Yesterday, torn between two choices, I finally grabbed Christopher Hibbert's The Great Mutiny: India 1857 (Penguin 1980) for my latest train reading. I had been torn between Turkey (I promised a Parramatta Turkish restaurant family that I would begin a Turkish series) and India.
I had been half planning to go to Turkey next year if I could find some way of at least funding my trip through writing. This time two years ago I was in Athens. Since then with the exception of a weekend in New Zealand to watch Australia get thrashed by Ireland (Ireland celebrates in the Rugby, Random musings on family & New Zealand), I haven't been out of the country. Since then, various members of my family must have visited a dozen countries. Now eldest is going to North Africa later in the month. I feel kind of left out!
Turkey was and still is on my list for it would enable me to extend my knowledge of past and present to the east. However, finally my history interests took me still further east, to India. I actually know a fair bit about Indian history, but I now want to extend my knowledge working especially west. The blurb finally decide me. suggesting that it was all, really, a ripping yarn. And, indeed it is. However, what caught my eye and triggered this post was the the word Firinghi or, alternatively, Feringhee for European. Surely, I thought, that's a variation on the word Franks, and indeed it is. According to dictionary.com it is a "name used in India for "European," 1634, from Pers.

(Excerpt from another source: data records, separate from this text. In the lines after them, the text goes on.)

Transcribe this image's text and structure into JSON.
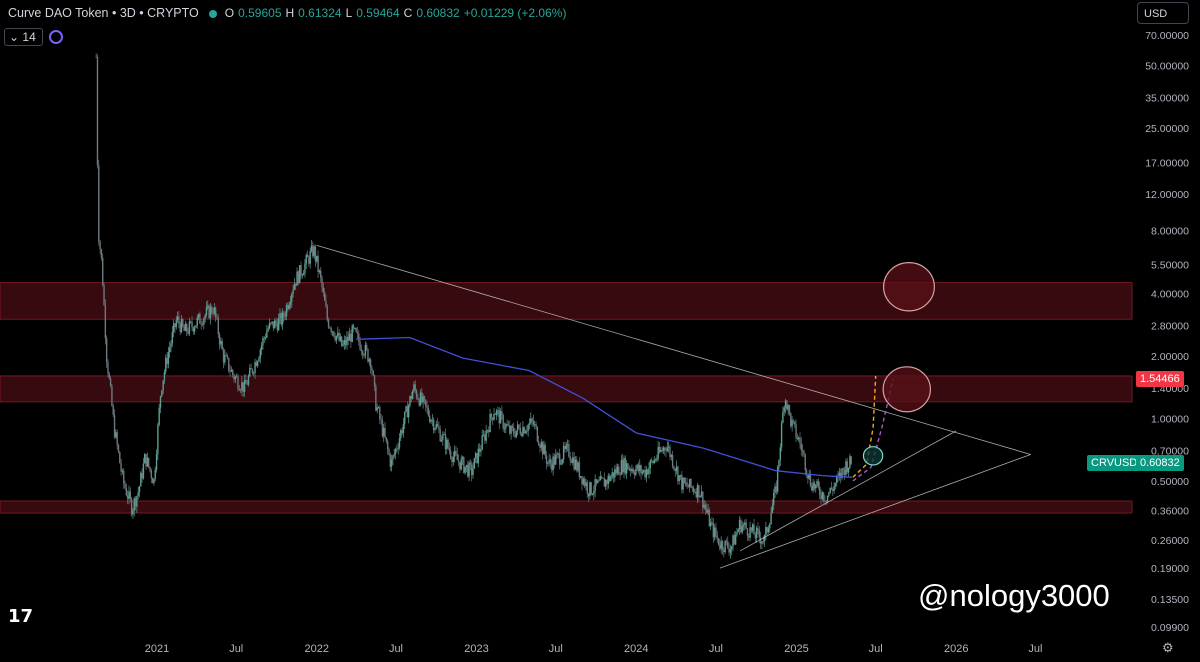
{
  "header": {
    "symbol": "Curve DAO Token • 3D • CRYPTO",
    "open_label": "O",
    "open": "0.59605",
    "high_label": "H",
    "high": "0.61324",
    "low_label": "L",
    "low": "0.59464",
    "close_label": "C",
    "close": "0.60832",
    "change": "+0.01229 (+2.06%)"
  },
  "indicator": {
    "value": "14",
    "icon": "cycle-icon"
  },
  "currency": "USD",
  "watermark": "@nology3000",
  "colors": {
    "up": "#26a69a",
    "zone": "#4a0d14",
    "ma": "#3f51d8",
    "red_tag": "#f23645",
    "green_tag": "#089981"
  },
  "chart_data": {
    "type": "candlestick",
    "title": "",
    "y_scale": "log",
    "x_ticks": [
      "2021",
      "Jul",
      "2022",
      "Jul",
      "2023",
      "Jul",
      "2024",
      "Jul",
      "2025",
      "Jul",
      "2026",
      "Jul"
    ],
    "y_ticks": [
      "70.00000",
      "50.00000",
      "35.00000",
      "25.00000",
      "17.00000",
      "12.00000",
      "8.00000",
      "5.50000",
      "4.00000",
      "2.80000",
      "2.00000",
      "1.40000",
      "1.00000",
      "0.70000",
      "0.50000",
      "0.36000",
      "0.26000",
      "0.19000",
      "0.13500",
      "0.09900"
    ],
    "price_tags": [
      {
        "label": "",
        "value": "1.54466",
        "price": 1.54466,
        "color": "#f23645"
      },
      {
        "label": "CRVUSD",
        "value": "0.60832",
        "price": 0.60832,
        "color": "#089981"
      }
    ],
    "price_path": [
      [
        "2020-08-15",
        55
      ],
      [
        "2020-08-20",
        8
      ],
      [
        "2020-08-28",
        5.5
      ],
      [
        "2020-09-08",
        2.0
      ],
      [
        "2020-09-25",
        0.9
      ],
      [
        "2020-10-15",
        0.5
      ],
      [
        "2020-11-05",
        0.37
      ],
      [
        "2020-11-20",
        0.45
      ],
      [
        "2020-12-05",
        0.65
      ],
      [
        "2020-12-25",
        0.5
      ],
      [
        "2021-01-10",
        1.4
      ],
      [
        "2021-01-25",
        2.0
      ],
      [
        "2021-02-15",
        3.0
      ],
      [
        "2021-03-05",
        2.6
      ],
      [
        "2021-04-01",
        2.9
      ],
      [
        "2021-05-10",
        3.4
      ],
      [
        "2021-06-01",
        2.0
      ],
      [
        "2021-06-25",
        1.6
      ],
      [
        "2021-07-20",
        1.4
      ],
      [
        "2021-08-15",
        1.9
      ],
      [
        "2021-09-10",
        2.7
      ],
      [
        "2021-10-15",
        3.0
      ],
      [
        "2021-11-10",
        4.5
      ],
      [
        "2021-12-05",
        5.5
      ],
      [
        "2021-12-25",
        6.5
      ],
      [
        "2022-01-10",
        4.6
      ],
      [
        "2022-01-25",
        3.0
      ],
      [
        "2022-03-01",
        2.2
      ],
      [
        "2022-03-25",
        2.6
      ],
      [
        "2022-05-05",
        1.9
      ],
      [
        "2022-05-15",
        1.2
      ],
      [
        "2022-06-20",
        0.6
      ],
      [
        "2022-07-15",
        0.9
      ],
      [
        "2022-08-10",
        1.4
      ],
      [
        "2022-09-20",
        1.0
      ],
      [
        "2022-11-10",
        0.65
      ],
      [
        "2022-12-20",
        0.55
      ],
      [
        "2023-02-10",
        1.1
      ],
      [
        "2023-03-20",
        0.85
      ],
      [
        "2023-05-10",
        0.95
      ],
      [
        "2023-06-15",
        0.6
      ],
      [
        "2023-07-30",
        0.7
      ],
      [
        "2023-09-15",
        0.45
      ],
      [
        "2023-10-25",
        0.5
      ],
      [
        "2023-12-01",
        0.6
      ],
      [
        "2024-01-20",
        0.55
      ],
      [
        "2024-03-10",
        0.75
      ],
      [
        "2024-04-15",
        0.48
      ],
      [
        "2024-05-25",
        0.45
      ],
      [
        "2024-06-20",
        0.3
      ],
      [
        "2024-07-10",
        0.25
      ],
      [
        "2024-08-05",
        0.24
      ],
      [
        "2024-08-25",
        0.31
      ],
      [
        "2024-09-25",
        0.28
      ],
      [
        "2024-10-20",
        0.26
      ],
      [
        "2024-11-15",
        0.45
      ],
      [
        "2024-12-05",
        1.3
      ],
      [
        "2024-12-20",
        0.95
      ],
      [
        "2025-01-10",
        0.75
      ],
      [
        "2025-02-01",
        0.5
      ],
      [
        "2025-02-20",
        0.45
      ],
      [
        "2025-03-10",
        0.42
      ],
      [
        "2025-04-05",
        0.5
      ],
      [
        "2025-04-25",
        0.6
      ],
      [
        "2025-05-08",
        0.61
      ]
    ],
    "moving_average": [
      [
        "2022-04-01",
        2.4
      ],
      [
        "2022-08-01",
        2.45
      ],
      [
        "2022-12-01",
        1.95
      ],
      [
        "2023-05-01",
        1.7
      ],
      [
        "2023-09-01",
        1.25
      ],
      [
        "2024-01-01",
        0.85
      ],
      [
        "2024-06-01",
        0.72
      ],
      [
        "2024-11-15",
        0.56
      ],
      [
        "2025-03-01",
        0.53
      ],
      [
        "2025-05-08",
        0.52
      ]
    ],
    "zones": [
      {
        "from": 3.0,
        "to": 4.5
      },
      {
        "from": 1.2,
        "to": 1.6
      },
      {
        "from": 0.35,
        "to": 0.4
      }
    ],
    "trendlines": [
      {
        "from": [
          "2022-01-01",
          6.8
        ],
        "to": [
          "2026-06-20",
          0.67
        ]
      },
      {
        "from": [
          "2024-07-10",
          0.19
        ],
        "to": [
          "2026-06-20",
          0.67
        ]
      },
      {
        "from": [
          "2024-08-25",
          0.23
        ],
        "to": [
          "2026-01-01",
          0.87
        ]
      }
    ],
    "projections": [
      {
        "color": "#f5a623",
        "points": [
          [
            "2025-05-10",
            0.52
          ],
          [
            "2025-06-10",
            0.6
          ],
          [
            "2025-06-25",
            0.9
          ],
          [
            "2025-07-01",
            1.6
          ]
        ]
      },
      {
        "color": "#a259c9",
        "points": [
          [
            "2025-05-10",
            0.5
          ],
          [
            "2025-06-20",
            0.58
          ],
          [
            "2025-07-15",
            0.9
          ],
          [
            "2025-08-10",
            1.55
          ]
        ]
      }
    ],
    "circles": [
      {
        "center": [
          "2025-09-15",
          4.3
        ],
        "rx_days": 58,
        "color": "#d9a0a0"
      },
      {
        "center": [
          "2025-09-10",
          1.38
        ],
        "rx_days": 54,
        "color": "#d9a0a0"
      },
      {
        "center": [
          "2025-06-25",
          0.66
        ],
        "rx_days": 22,
        "color": "#7fd8c8"
      }
    ]
  }
}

Farangi, from Arabic Faranji (10c.), from O.Fr. Franc "Frank" + Arabic ethnicsuffix -i. The fr- sound is not possible in Arabic."
Now why on earth would that interest me? Well, we forget how ideas and concepts travel. In the days of the Byzantine Empire, the term Franks was used to describe the Roman Catholic people and principalities coming from the eastern part of the European peninsular. From there, the term went into Arabic and well beyond. The Thai word Farang for European comes from the same source, with equivalent terms in Kymer and Malay.
It's a good example of the way that ideas flow, and that's one of the things that I am interested in. Little did Zahir-ud-din Muhammad Babur (1483-1530), the founder of the Mughal Empire, know that those incoming Franks or Firinghi who arrived during his reign posed such a threat. How could he? They were a hell of a long way away, living on the outer periphery of the world he knew as educated man. In that sense, they didn't count in the geopolitics of the time.
2 comments:
Firang or firangi is still used in India to denote any Westerner. All Mongol looking people, even Indians from the North East of the country are called Cheeni and all blacks are called Kaley. Kaalaa being the word in Hindi for black.
Firang is also used derogatorily to refer to an Indian who behaves like a Westerner!
Some things don't change, Ramana, or change only slowly!